At the call site, developers would then be able to type-check the detail they care about dropping and performing any extra logic:

tracker.filter { detail -> 
    detail is ThingToFilter && detail.someCondition() 
}

While this looks elegant enough, it would be possible to filter too many things:

tracker.filter { detail -> 
    detail is ThingToFilter || true // Whoops, no more details
}

Even though the predicate here only references one type explicitly (ThingToFilter), it is able to drop details it doesn't explicitly reference! Turns out, this is problematic when tens or hundreds of developers are piping their own types through the same Tracker.

A better implementation which is more specific would look like this:

fun <Detail: Event.Detail> Tracker.filter(predicate: (Detail) -> Boolean): Tracker

When a developer then calls this function they have to specify exactly the type they want to operate on. The system doesn't allow them to step outside of that typed boundary:

tracker.filter<ThingToFilter> { detail: ThingToFilter -> 
    detail.someCondition()
}

The more specific you can be with your public API, the more expected the behaviours are, and the lower the opportunity for misuse becomes!

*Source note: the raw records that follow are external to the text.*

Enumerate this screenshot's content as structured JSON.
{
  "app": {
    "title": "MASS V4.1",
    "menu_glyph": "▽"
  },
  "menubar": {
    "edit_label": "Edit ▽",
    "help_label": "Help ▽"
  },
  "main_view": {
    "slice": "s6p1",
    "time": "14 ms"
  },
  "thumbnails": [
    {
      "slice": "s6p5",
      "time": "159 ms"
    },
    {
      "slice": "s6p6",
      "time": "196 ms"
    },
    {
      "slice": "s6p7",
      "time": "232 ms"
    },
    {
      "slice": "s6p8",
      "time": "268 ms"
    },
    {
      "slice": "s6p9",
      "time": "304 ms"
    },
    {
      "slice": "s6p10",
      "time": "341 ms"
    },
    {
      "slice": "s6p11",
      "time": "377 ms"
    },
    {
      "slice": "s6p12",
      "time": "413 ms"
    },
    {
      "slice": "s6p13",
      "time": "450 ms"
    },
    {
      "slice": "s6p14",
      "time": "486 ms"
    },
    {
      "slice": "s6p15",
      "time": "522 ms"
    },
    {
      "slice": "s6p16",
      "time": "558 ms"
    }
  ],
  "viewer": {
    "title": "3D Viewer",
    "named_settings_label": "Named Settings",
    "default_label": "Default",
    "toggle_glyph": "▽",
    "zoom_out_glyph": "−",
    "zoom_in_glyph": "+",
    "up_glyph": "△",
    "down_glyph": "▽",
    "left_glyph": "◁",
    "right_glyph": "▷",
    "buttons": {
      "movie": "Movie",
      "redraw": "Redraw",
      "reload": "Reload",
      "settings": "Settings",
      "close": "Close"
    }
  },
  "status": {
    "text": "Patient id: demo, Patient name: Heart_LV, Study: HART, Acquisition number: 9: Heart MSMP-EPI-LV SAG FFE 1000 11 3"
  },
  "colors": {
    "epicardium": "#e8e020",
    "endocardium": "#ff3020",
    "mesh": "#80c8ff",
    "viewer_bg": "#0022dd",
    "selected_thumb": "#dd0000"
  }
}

Given this realisation, we made modifiers internal, and only exposed simple, well-tested, predictable and specific stream processing functions. This cut down the surface area for misuse, and gave us more confidence that everything we offer works only as intended.

Conclusions

When you’re writing shared code, assume an infinite number of developers will use it. Use that view to scrutinise your public API. Plug any API holes you’ve inadvertently created, or if they’re necessary, sign-post the risks associated with using them. You’ll never have infinitely many consumers, but if you design your APIs with infinity in mind, it’ll never not scale.